Recé para que al final triunfara el buen gusto. Para que el que fue mi marido durante casi cuarenta años, el cual estaba a punto de ser enterrado, se uniera a su creador con dignidad y sin una maldita referencia al golf.
Toc, toc, toc.
Pero no hubo suerte.
Tres hombres con trajes negros salieron de entre la multitud junto a la tumba. Sostenían palos de golf como soldados portando rifles en un desfile militar, excepto que estos tipos eran ancianos con sobrepeso y vestían ropa cara. Con una sincronización perfecta, colocaron una pelota de golf cada uno y la golpearon hacia un campo vacío junto al cementerio para homenajear a mi difunto esposo, Robert Thomas Adams.
Toc, toc, toc.
Cada vez que una bola golpeaba el suelo como una bala gorda y redonda, los dolientes detrás de mí emitían una oleada de lágrimas y sollozos. El pastor que estaba a mi lado puso los ojos en blanco discretamente ante la despedida. Esos ojos en blanco parecían decir: «Por Dios, ni dignidad ni buen gusto en este funeral». Aunque, ¿cuándo ha tenido la muerte buen gusto? Sin embargo, tenía razón.
De todos modos, no podría haber impedido el saludo con pelotas de golf. Bob había escrito los detalles de su funeral en su testamento años atrás, después de ver un homenaje similar en Golf Channel. Deseo del difunto o no, la vergüenza de todo aquello me hizo querer meterme en el hoyo también.
Toc, toc, toc.
Dentro del brillante ataúd de cobre, el cuerpo de mi marido llevaba su mejor polo, pantalones cortos y zapatos de golf. El atuendo también estaba escrito en su testamento, y supuse que debería estar agradecida de que no fuera fan de la WWF. A su lado se hallaba su preciado palo, un driver Callaway, con el cual había ganado el campeonato de la división sénior del club de campo durante siete años seguidos. Su testamento también había solicitado que su cuerpo fuera dispuesto de modo que sus dedos sin vida sostuvieran el mango como lo había hecho en vida, pero el director de la funeraria no podía lograr esa disposición a menos que lo enterraran de pie. Así que tomé la decisión de no hacerlo.
Toc, toc, toc.
La multitud ante la tumba era considerable. La mayoría de la gente eran conocidos de negocios y golf de Bob, pues había pertenecido a tres ligas y servido como sargento de armas de la Asociación de Hombres del Club de Campo Clearview. Ese grupo envió un espectacular arreglo floral con la figura de un golfista hecho con rosas. El suéter de golf favorito de Bob estaba inquietantemente recreado a base de pétalos rojos y blancos.

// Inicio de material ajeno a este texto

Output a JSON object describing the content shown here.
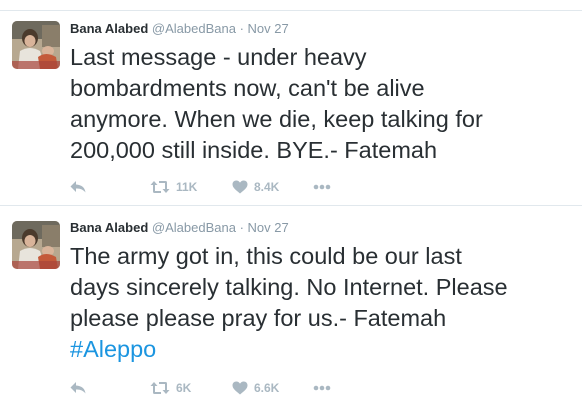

Eché un vistazo a mis hijos. Durante todo el oficio en la iglesia y junto a la tumba, Mike y Kyla estaban afligidos y angustiados. Llorosos y gimoteantes. Con los ojos rojos y las narices enrojecidas de tanto llorar. Eran la viva imagen del dolor.

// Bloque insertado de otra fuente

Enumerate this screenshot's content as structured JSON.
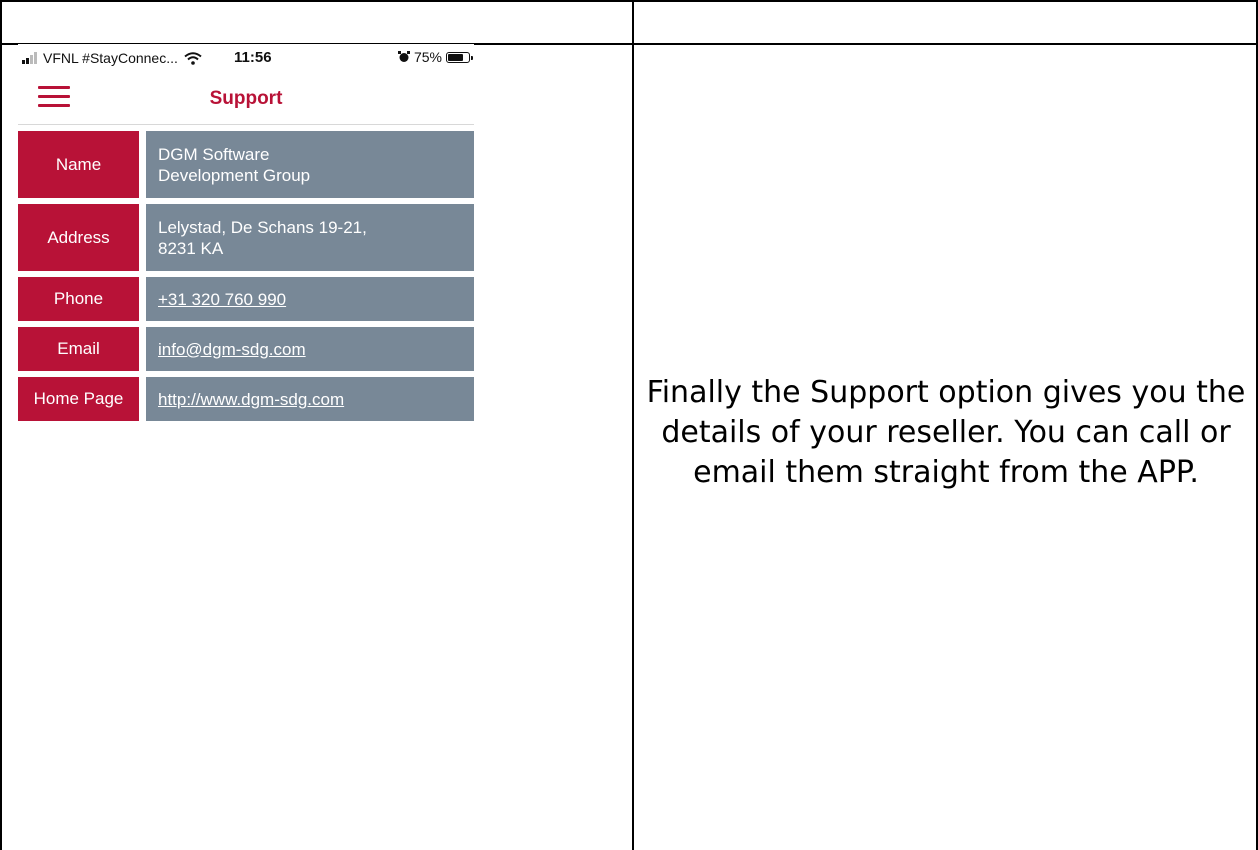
{
  "phone": {
    "status_bar": {
      "carrier": "VFNL #StayConnec...",
      "time": "11:56",
      "battery": "75%",
      "battery_level": 0.75,
      "icons": [
        "signal-icon",
        "wifi-icon",
        "alarm-icon",
        "battery-icon"
      ]
    },
    "header": {
      "title": "Support",
      "menu_icon": "hamburger-menu-icon"
    },
    "rows": [
      {
        "label": "Name",
        "value": "DGM Software\nDevelopment Group",
        "link": false
      },
      {
        "label": "Address",
        "value": "Lelystad, De Schans 19-21,\n8231 KA",
        "link": false
      },
      {
        "label": "Phone",
        "value": "+31 320 760 990",
        "link": true
      },
      {
        "label": "Email",
        "value": "info@dgm-sdg.com",
        "link": true
      },
      {
        "label": "Home Page",
        "value": "http://www.dgm-sdg.com",
        "link": true
      }
    ],
    "colors": {
      "accent": "#b81237",
      "value_bg": "#788897"
    }
  },
  "caption": {
    "text": "Finally the Support option gives you the details of your reseller. You can call or email them straight from the APP."
  }
}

Y así es como yo debería haber lucido también. En otras palabras, como una viuda. Durante toda la mañana, sorbí y me sequé los ojos con un pañuelo porque no sabía qué hacer con las manos en un intento de proyectar el dolor que debería haber sentido. No es por alardear, pero fue una actuación digna de una nominación al Globo de Oro. Había llorado cuando Bob murió diez días atrás. Lágrimas por un ser humano que el mundo había perdido y que nunca regresaría. Lágrimas por el dolor que su muerte había causado a nuestros hijos. Y sí, por el hombre con el que había vivido durante casi cuarenta años. Aunque nos habíamos acostumbrado el uno al otro como quien memoriza el PIN de la tarjeta del banco. También nos habíamos convertido en compañeros de piso que se hacían compañía en lugar de compartir risas y amor. Una de esas parejas que odiaba ver en los restaurantes. Casados, sentados en la misma mesa cenando y sin hablar el idioma del otro. Pero apostaría a que la mayoría de las parejas casadas durante tanto tiempo no eran diferentes. No importaba, seguía siendo trágico para ambos.
Ahora, con mis tacones Manolo Blahnik hundiéndose en el césped del cementerio, una terrible revelación me golpeaba la cabeza. No todas mis lágrimas habían sido por Bob.
Bob.
Pronto sería enterrado bajo un césped donde ya no podría hacer chips ni putts[1]. Quería gritar a los allí reunidos: «¡Me he quedado sola!».
—Oh, diablos —murmuré.
Toc, toc, toc.
De repente, mi vestido negro me quedaba tres tallas más pequeño. Me preocupaba que mis hijos notaran la total ausencia de verdadero dolor en mi rostro. Deseaba llevar un sombrero con un largo velo negro como el que Gladys George llevaba en El halcón maltés. Pero mi velo tendría que ser grueso como una alfombra peluda para que nadie pudiera ver mis mejillas sin lágrimas.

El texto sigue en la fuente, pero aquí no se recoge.